When producing large and expensive components, such as those used in the aerospace or oil and gas industries, manufacturing companies often slow down internal turning processes to protect the components being machined - as machining errors can be very costly. One way to both speed up machining and avoid scrap is to regularly check what is happening inside the machine tool. Knowing what is happening inside the component during internal turning can lead to significant increases in efficiency and reduced scrap, especially when machining long, slim components. In collaboration with users worldwide, Sandvik Coromant has developed the Silent Tools Plus boring bars, which can speed up the internal turning of high-quality components. This is possible because the integrated sensor technology can identify process anomalies, i.e. deviations from the specified machining parameters, and make them visible to the operator.

While the Silent Tools technology is around 50 years old, the current innovation is based on a new development that includes vibration and force sensors embedded in the boring bar. This technological advancement makes it possible to capture accurate information from the machining process and visualize it in real time via easy-to-understand and intuitive dashboards. Operators can see what is happening inside the component being worked on behind the closed doors of the machine tool.

Improve processing efficiency and decision-making

The vibration-damped boring bars have connectivity that provides information such as "in-cut" indication, vibrations, displacement of the cutting edge or the temperature within the damping system. With the help of such data, process reliability and machining efficiency can be optimized and damage to the machine and component, including surface damage, can be avoided. The result is less downtime due to tool breakage and the ability to machine expensive materials and complex components at higher cutting speeds.

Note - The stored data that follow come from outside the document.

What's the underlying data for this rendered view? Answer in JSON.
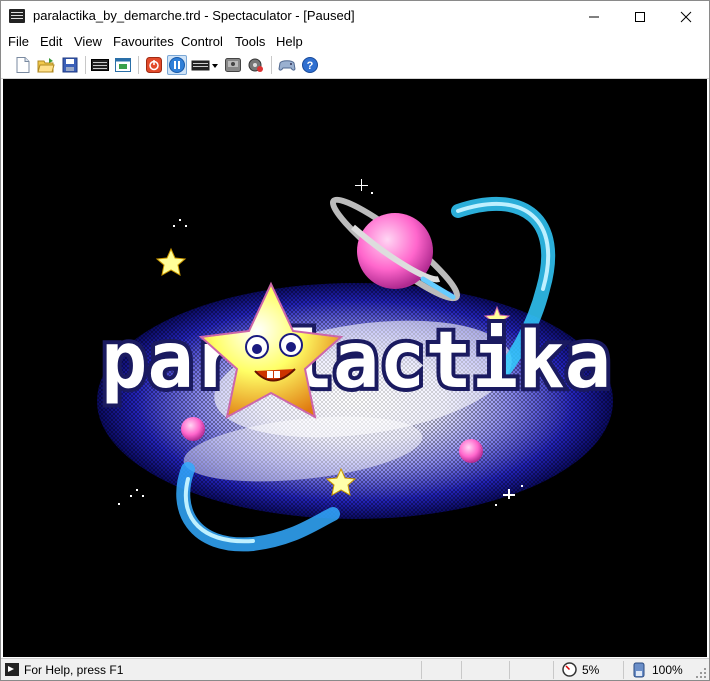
{
  "window": {
    "title": "paralactika_by_demarche.trd - Spectaculator - [Paused]",
    "minimize_icon": "minimize-icon",
    "maximize_icon": "maximize-icon",
    "close_icon": "close-icon"
  },
  "menu": [
    "File",
    "Edit",
    "View",
    "Favourites",
    "Control",
    "Tools",
    "Help"
  ],
  "toolbar": {
    "buttons": [
      "new-icon",
      "open-icon",
      "save-icon",
      "keyboard-icon",
      "window-icon",
      "power-icon",
      "pause-icon",
      "joystick-keyboard-icon",
      "disk-icon",
      "tape-icon",
      "controller-icon",
      "help-icon"
    ]
  },
  "screen": {
    "logo_text": "paralactika",
    "colors": {
      "background": "#000000",
      "galaxy_inner": "#e8e8ff",
      "galaxy_outer": "#1a1aa8",
      "planet": "#ff66cc",
      "star": "#ffff66",
      "comet": "#33ccff"
    }
  },
  "status": {
    "help_text": "For Help, press F1",
    "speed": "5%",
    "volume": "100%"
  }
}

The data displayed on a dashboard gives the operator an immediate picture of the machining process and a concrete idea of progress. If the machining process deviates from the specified parameters, for example in the form of excessive jolting or increased vibrations, the operator is immediately informed via the dashboard. In this way, he can react immediately and take appropriate measures to stop or adjust the machining process and thus avoid damage to the component and the machine.

To further improve decision-making at the machine door, the data also includes a history of the ongoing machining process. This is particularly important for manufacturing companies that realize projects for demanding sectors such as the aerospace or oil and gas industries.

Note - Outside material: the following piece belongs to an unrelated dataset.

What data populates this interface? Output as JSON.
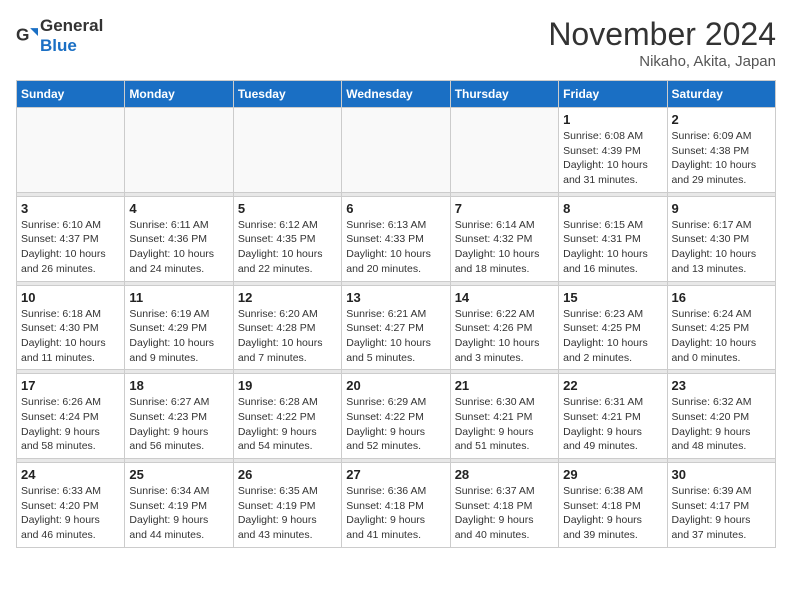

Increase process reliability and machine utilization

The aim of making the machining process significantly more reliable and reducing the reject rate to a minimum is particularly important if the components to be machined are extremely expensive in terms of materials or if a high level of added value has already been achieved towards the end of the process chain. If, for example, digital technologies can prevent high-value components from having to be scrapped or reworked in the case of aircraft landing gear or underwater components, the investment pays for itself within a short period of time.

Better utilization can be achieved, among other things, by eliminating "air cuts" because it is always visible whether the cutting edge is engaged. Quick-change devices between the adapter and cutting head can also contribute to this through simple handling and precise changes.